LU sophomore, Beaumont native gets prestigious Goldwater Scholarship
Chris York, a Beaumont native and a sophomore double major in mathematics and computer science at Lamar University, has been selected as the fourth LU student to receive the distinguished Barry M. Goldwater Scholarship.
The Barry M. Goldwater Scholarship and Excellence in Education Program confers the most prestigious undergraduate award given in the sciences. The United States Congress established the scholarship in 1986 in honor of former United States Senator and 1964 presidential candidate Barry Goldwater.
“I was very surprised that I got the Goldwater. Not only was this a pleasant surprise, but the Goldwater will help me tremendously with graduate school applications.
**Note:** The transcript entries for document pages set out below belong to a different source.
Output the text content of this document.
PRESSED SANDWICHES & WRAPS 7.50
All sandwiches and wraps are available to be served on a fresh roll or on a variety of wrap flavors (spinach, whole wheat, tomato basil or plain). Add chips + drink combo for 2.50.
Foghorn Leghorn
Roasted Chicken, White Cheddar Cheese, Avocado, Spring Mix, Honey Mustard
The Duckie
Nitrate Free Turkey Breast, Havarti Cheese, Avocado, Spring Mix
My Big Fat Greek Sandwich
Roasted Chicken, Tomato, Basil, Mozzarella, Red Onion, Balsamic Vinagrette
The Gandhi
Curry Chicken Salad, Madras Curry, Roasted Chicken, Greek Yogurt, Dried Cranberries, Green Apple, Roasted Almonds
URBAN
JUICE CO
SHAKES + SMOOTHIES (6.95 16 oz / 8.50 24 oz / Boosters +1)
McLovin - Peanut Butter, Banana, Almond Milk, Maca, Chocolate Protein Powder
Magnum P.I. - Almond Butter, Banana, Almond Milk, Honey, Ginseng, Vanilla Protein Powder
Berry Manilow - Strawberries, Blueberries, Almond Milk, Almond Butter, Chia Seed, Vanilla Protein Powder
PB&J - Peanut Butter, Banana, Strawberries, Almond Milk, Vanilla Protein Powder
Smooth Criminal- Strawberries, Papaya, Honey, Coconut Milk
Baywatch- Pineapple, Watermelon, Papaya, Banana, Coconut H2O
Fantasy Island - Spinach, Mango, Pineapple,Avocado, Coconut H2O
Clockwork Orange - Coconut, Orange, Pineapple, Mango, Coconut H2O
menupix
It should help me get me into high-ranking institutions because it’s very prestigious,” York said.
The scholarship is awarded to about 300 college sophomores and juniors nationwide based on merit, and the funding is up to $7500, based on financial need. The goal is to provide a continual source of highly qualified scientists, mathematicians and engineers by awarding financial support to college students interested in careers in these fields.
“In my application, I explained how I chose a problem and I stuck with it for three years before I finally got it solved. Being a mathematician involves a lot of frustration and I think they realized my persistence to see results,” he said.
York’s unique research opportunities have inspired him to pursue a career in math. After only two full years of college, he has already conducted 3 consequent research projects through the aid of the McNair Scholars Program and twice through the Office of Undergraduate Research under his mentor Valentin Andreev, professor of mathematics.
“Dr. Andreev wanted me to apply for this scholarship for a long time, but I decided not to. This year after finishing my NcNair project, I finally applied. I felt this time I would stand a better chance because I finally completed my research,” he said.
Thanks to his participation in the Texas Academy of Leadership in the Humanities, a residential honors program for gifted and talented high school-aged students, York got a head start on his bachelor’s degree. Now a Mirabeau Scholar in his sophomore year, he has completed most undergrad math courses offered.
Provost James Marquart called the news “a testament to the quality of our students and the mentoring they receive from our faculty.”
“Dr. Andreev has provided Chris with unconditional mentoring regardless of the time, day, or circumstance. I am elated for Chris and deeply appreciative of Dr. Andreev’s efforts on his behalf,” said Joe Nordgren, interim dean of the College of Arts and Sciences.
York plans to earn his doctorate in mathematics and specialize in functional analysis and operator theory, then teach at a reputable university. Because physics makes heavy use of operator theory, he will also complete a minor in physics. His planned graduation is May 2018.
York recently completed an algebraic combinatorics project, and currently has a solely authored paper accepted by the Journal of Combinatorial Mathematics and Combinatorial Computing (JCMCC). He has presented at numerous state mathematics conferences and intends to attend a complex variables conference at Brown University with Dr. Andreev in June.
The Ronald E. McNair Post-Baccalaureate Achievement Program was established by the U.S. Department of Education and named for astronaut and Challenger space shuttle crewmember Ronald McNair. It encourages talented college juniors and seniors who are from a group underrepresented at the doctoral level to pursue graduate studies by aiding research, skill development, and formation of relationships critical to success at the doctoral level.
The Office of Undergraduate Research provides opportunities for students of all undergraduate colleges and programs interested in conducting undergraduate research. The office allows undergrads to form strong mentor relationships with faculty members and make a difference in their fields.